You know that A_n is closed, so it contains all its limit points. Does there exist a sequence lying within A_n whose limit is b?

 

[Artusartos]

This is false. The hypotheses allow successive subsets to be equal, so it may be that A_n = A_1 for some n > 1.

The way to show that b \in \bigcap A_n is to show that b \in A_n for each n \in \mathbb{N}.

You know that A_n is closed, so it contains all its limit points.
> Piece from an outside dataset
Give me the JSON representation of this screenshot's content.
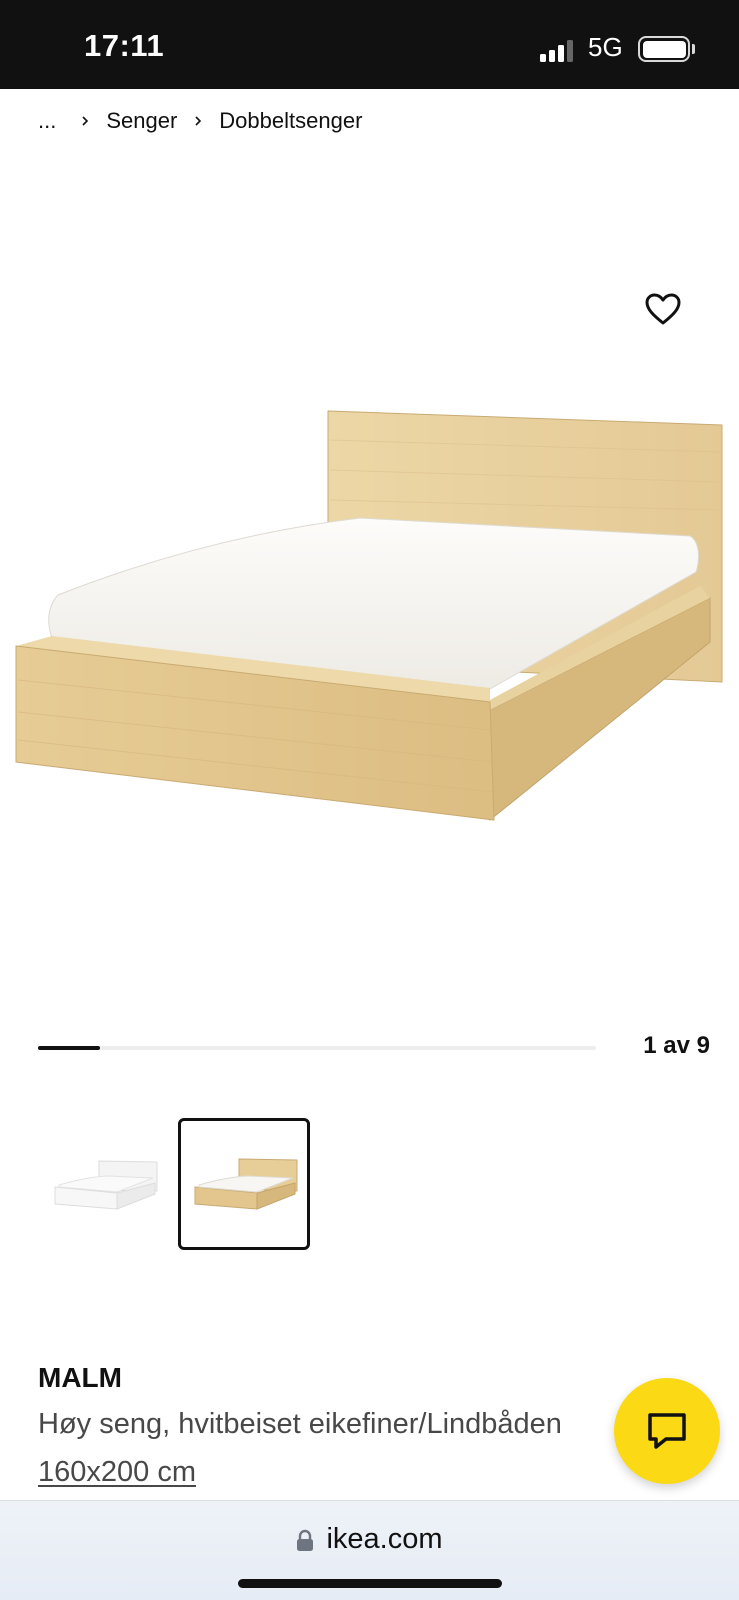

Does there exist a sequence lying within A_n whose limit is b?

If $A_n = A_1$ for any $n>1$, then we automatically get a contradiction, because $a_i \rightarrow b$ implies that $b$ is in the closure of $A_1$. However, $\bar{A_1} = A_1$ and $b \not\in A_1$. A contradiction, right?

 

[pasmith]

If $A_n = A_1$ for any $n>1$, then we automatically get a contradiction, because $a_i \rightarrow b$ implies that $b$ is in the closure of $A_1$. However, $\bar{A_1} = A_1$ and $b \not\in A_1$. A contradiction, right?

In order for your proof to work, you need there to exist some A_n which is a proper subset of A_1. If, by assumption, b \notin A_n, then it can only be because A_n is such a proper subset, and there then exists an open neighbourhood V of b such that V \cap A_n = \varnothing.

The only circumstance in which you can't do this is when A_n = A_1 for all n \in \mathbb{N}, in which case trivially b \in A_1 = \cap A_n.

Your proof just needs to be explicit about these points.

My other point is that there is a simpler direct proof which doesn't have this difficulty: for each n \in \mathbb{N}, the subsequence \{a_n, a_{n+1}, \dots\}\subset A_n has limit b.

 

[jbunniii]

Since $A_n$ is closed, we can pick an open neighborhood $V$ of $b \in A_1$ with $V \cap A_n = \emptyset$.

Two comments:
1. What do you mean by "an open neighborhood $V$ of $b \in A_1$"? Are you claiming that $b \in A_1$? On what basis? And why does your proof need this to be true anyway?
2. If $b \not\in A_n$, then $b \in A_n^c$. Since $A_n$ is closed, $A_n^c$ is an open neighborhood of $b$. You don't need to introduce a new set $V$. If $i \geq n$, can $a_i$ be in $A_n^c$?